In your case I would get on to everyone, your landlord, the police, find the landlord who owns next door, council, you name it I would be on to them, the more fuss that's made to as many people as possible the better.

Or, you could play hard ball, live catch rat traps, every now and again drop half a dozen rats through his letterbox, bad tenants usually soon vacate, rabbit guts wrapped up nicely as a parcel and posted to him, chavs hate unwrapping that, don't forget the odd dead thing dripping maggots, hang them on his door, or the fence, plenty you can do to be persuasive, but going down that route you must be prepared for it to get worse before it gets better, move your ferrets if possible, he will try and up the anti, so just keep upping your game until he realises he is dealing with some sick twisted person who will always win !

Sorry your having to deal with that, it's not nice for anyone, glad all my neighbours moved away !

So to get rid of a bad neighbour You have to become a bad neighbour.
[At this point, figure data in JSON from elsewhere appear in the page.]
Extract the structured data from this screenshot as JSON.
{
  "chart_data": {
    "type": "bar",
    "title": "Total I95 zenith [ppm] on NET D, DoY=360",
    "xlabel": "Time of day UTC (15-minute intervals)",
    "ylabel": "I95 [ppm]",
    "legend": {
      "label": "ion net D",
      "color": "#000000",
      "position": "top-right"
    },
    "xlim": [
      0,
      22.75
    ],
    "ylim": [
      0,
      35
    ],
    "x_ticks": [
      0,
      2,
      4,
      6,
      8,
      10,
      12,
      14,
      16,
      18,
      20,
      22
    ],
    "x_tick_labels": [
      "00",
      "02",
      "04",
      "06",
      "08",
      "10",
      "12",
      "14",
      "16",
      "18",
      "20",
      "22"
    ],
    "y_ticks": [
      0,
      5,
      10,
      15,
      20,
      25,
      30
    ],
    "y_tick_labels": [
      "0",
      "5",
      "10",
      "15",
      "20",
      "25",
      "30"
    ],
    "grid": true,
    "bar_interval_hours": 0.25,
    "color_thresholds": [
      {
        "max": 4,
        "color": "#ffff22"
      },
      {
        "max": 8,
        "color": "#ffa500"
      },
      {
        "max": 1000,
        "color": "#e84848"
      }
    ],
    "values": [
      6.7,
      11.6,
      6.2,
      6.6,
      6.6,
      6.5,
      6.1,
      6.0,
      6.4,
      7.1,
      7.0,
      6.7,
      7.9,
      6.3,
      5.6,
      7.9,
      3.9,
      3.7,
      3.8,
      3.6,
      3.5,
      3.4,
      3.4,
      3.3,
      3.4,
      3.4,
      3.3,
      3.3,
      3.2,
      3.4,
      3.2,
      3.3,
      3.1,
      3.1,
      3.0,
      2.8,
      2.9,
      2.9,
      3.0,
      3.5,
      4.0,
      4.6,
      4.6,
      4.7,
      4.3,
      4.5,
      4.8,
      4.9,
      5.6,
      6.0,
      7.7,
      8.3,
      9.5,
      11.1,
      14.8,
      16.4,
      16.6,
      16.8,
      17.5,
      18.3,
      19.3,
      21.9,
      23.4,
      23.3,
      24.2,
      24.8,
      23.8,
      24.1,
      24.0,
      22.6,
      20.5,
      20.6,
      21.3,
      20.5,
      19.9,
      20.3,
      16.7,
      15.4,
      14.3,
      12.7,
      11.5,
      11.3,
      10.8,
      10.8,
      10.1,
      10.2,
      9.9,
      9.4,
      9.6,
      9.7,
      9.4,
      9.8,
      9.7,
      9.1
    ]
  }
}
I think she should have a word and try sort it that tit for tat never ends well.

Agreed, if you read the post properly you would have seen that's what I suggested first.

 

However, some people, (townie type chavs been one) don't respond well to reason, so yes, if the problem persisted I suggest becoming a bad neighbour, fight fire with fire, and I have no qualms about doing it if the need arises, I deal with situations, not pussy foot around pandering to needs of the world.